Protecionismo poderia fazer UE perder 0,5% de seu PIB
E se Trump fosse mais longe e decidisse abandonar a Organização Mundial do Comércio, o velho continente poderia perder a 0,5% do seu PIB, segundo cálculos do Instituto Kiel, organismo alemão independente de pesquisas econômicas.
Para piorar, a Europa tende a ser prejudicada também pela taxa de 60% que Trump pretende aplicar às importações chinesas acabará prejudicando a Europa. “Isso ocorre porque a China procurará outros mercados e seus produtos costumam ser mais competitivos que os europeus”, explicou ao La Vanguardia Eric Dior, diretor de estudos da IESEG, conceituada escola de negócios francesa.
A União Europeia já enfrenta esse problema com os carros elétricos chineses que invadiram o mercado europeu. O Velho Continente tem uma capacidade limitada para taxar os produtos chineses porque é muito dependente da China para bens essenciais.
Os analistas lembram ainda que, com mais taxas de importação, a inflação dos Estados Unidos tenderá a aumentar, o que pode atrasar a esperada baixa das taxas de juros. Isso, associado a um dólar forte e um euro mais fraco, pode tornar a área do dólar mais atrativa e rentável do que a do euro para os investidores. Mais perdas para a União Europeia.
Impulso renovado aos ultras
Além dos aspectos econômicos e de segurança, a volta de Trump à Casa Branca preocupa a União Europeia porque representará um novo impulso à extrema direita, que não para de crescer no continente.
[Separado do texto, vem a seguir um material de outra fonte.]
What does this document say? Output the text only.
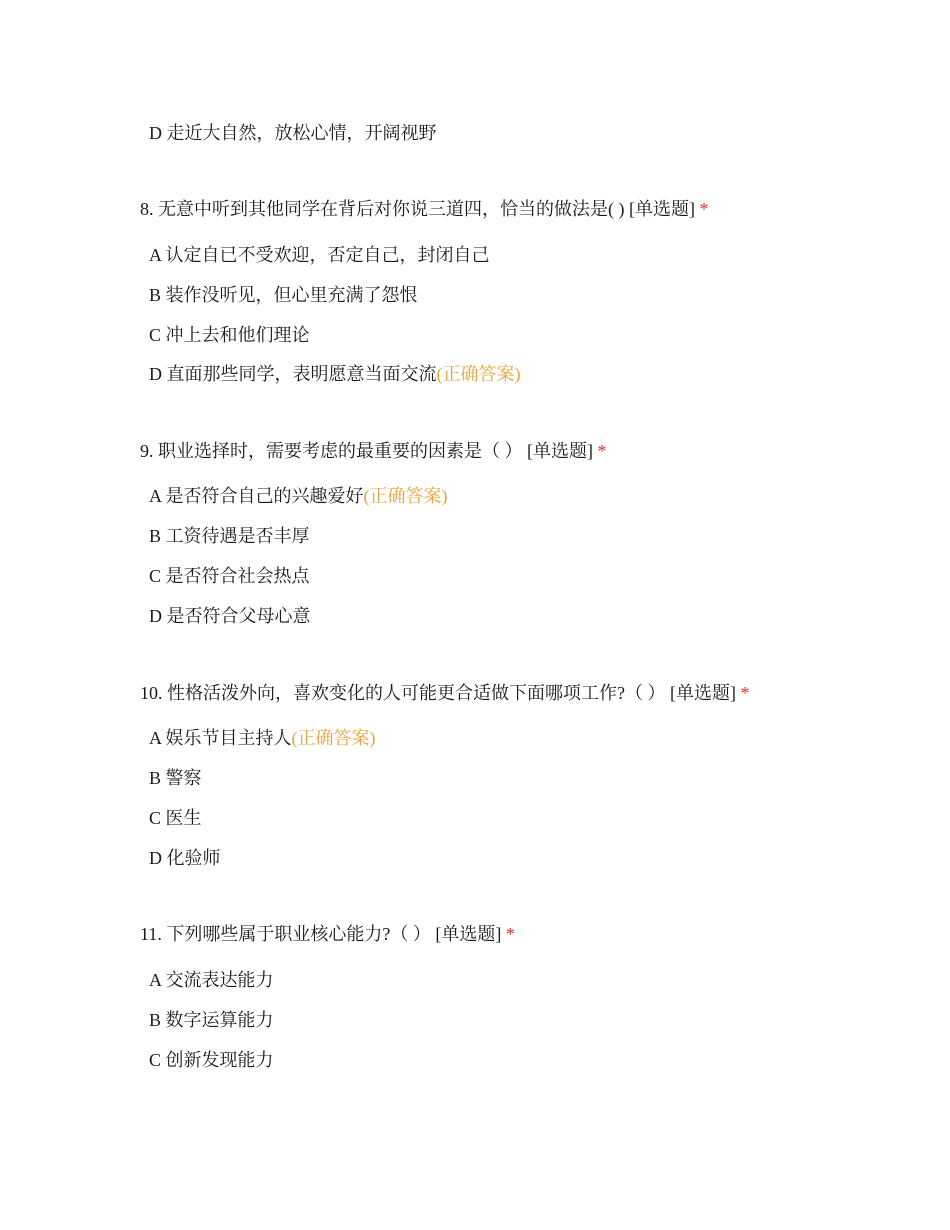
D 走近大自然，放松心情，开阔视野
8. 无意中听到其他同学在背后对你说三道四，恰当的做法是( ) [单选题] *
A 认定自已不受欢迎，否定自己，封闭自己
B 装作没听见，但心里充满了怨恨
C 冲上去和他们理论
D 直面那些同学，表明愿意当面交流(正确答案)
9. 职业选择时，需要考虑的最重要的因素是（ ） [单选题] *
A 是否符合自己的兴趣爱好(正确答案)
B 工资待遇是否丰厚
C 是否符合社会热点
D 是否符合父母心意
10. 性格活泼外向，喜欢变化的人可能更合适做下面哪项工作?（ ） [单选题] *
A 娱乐节目主持人(正确答案)
B 警察
C 医生
D 化验师
11. 下列哪些属于职业核心能力?（ ） [单选题] *
A 交流表达能力
B 数字运算能力
C 创新发现能力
Enquanto uma parte da direita tradicional de alguns países europeus reagiu com cautela à vitória de Trump, a extrema direita não escondeu seu entusiasmo. O novo presidente dos Estados Unidos já fez várias declarações elogiosas aos europeus da direita mais radical, como o primeiro-ministro da Hungria, Viktor Orbán.
Além disso, mesmo antes de sua posse, seu maior apoiador, o bilionário Elon Musk, já estava se imiscuindo na política europeia. Musk usou suas redes sociais para declarar apoio a Alice Weide, candidata de extrema direita às eleições que se celebram em fevereiro na Alemanha.
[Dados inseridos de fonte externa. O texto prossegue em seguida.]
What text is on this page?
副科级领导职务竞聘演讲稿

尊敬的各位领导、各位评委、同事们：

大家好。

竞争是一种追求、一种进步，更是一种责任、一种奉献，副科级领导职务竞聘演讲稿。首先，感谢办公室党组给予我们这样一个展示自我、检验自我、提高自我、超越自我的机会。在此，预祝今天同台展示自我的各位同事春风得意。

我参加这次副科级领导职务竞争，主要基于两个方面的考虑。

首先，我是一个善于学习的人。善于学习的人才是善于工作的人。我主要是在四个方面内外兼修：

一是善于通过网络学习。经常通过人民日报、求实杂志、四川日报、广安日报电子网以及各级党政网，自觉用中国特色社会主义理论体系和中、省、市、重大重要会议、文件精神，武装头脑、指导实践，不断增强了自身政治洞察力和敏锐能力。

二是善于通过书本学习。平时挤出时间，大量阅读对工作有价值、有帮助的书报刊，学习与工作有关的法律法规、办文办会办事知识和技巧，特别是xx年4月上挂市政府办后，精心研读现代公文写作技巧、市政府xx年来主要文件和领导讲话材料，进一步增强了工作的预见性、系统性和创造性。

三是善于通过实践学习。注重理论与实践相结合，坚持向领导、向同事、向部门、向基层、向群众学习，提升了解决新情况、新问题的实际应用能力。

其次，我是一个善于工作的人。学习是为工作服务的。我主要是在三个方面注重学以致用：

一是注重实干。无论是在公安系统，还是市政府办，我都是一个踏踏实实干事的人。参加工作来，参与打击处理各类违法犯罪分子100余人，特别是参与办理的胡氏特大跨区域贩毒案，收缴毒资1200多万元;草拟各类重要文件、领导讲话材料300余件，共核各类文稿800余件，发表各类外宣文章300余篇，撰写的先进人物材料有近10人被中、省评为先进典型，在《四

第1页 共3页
“Só a AfD pode salvar a Alemanha”, postou um dos empresários mais ricos do mundo, em referência ao partido Alternativa para a Alemanha, classificado naquele país como uma organização de ultradireita extremista e suspeita. Não contente com isso, Musk publicou um artigo de apoio ao AfD em um jornal alemão.
Além do ódio aos imigrantes, do discurso misógino e racista, Trump comparte com a ultradireita europeia a visão nacionalista e isolacionista. Os sentimentos antiglobalização e contra a União Europeia desses grupos encaixam como uma luva com os anseios de Trump de ter uma Europa dividida para negociar bilateralmente com cada país.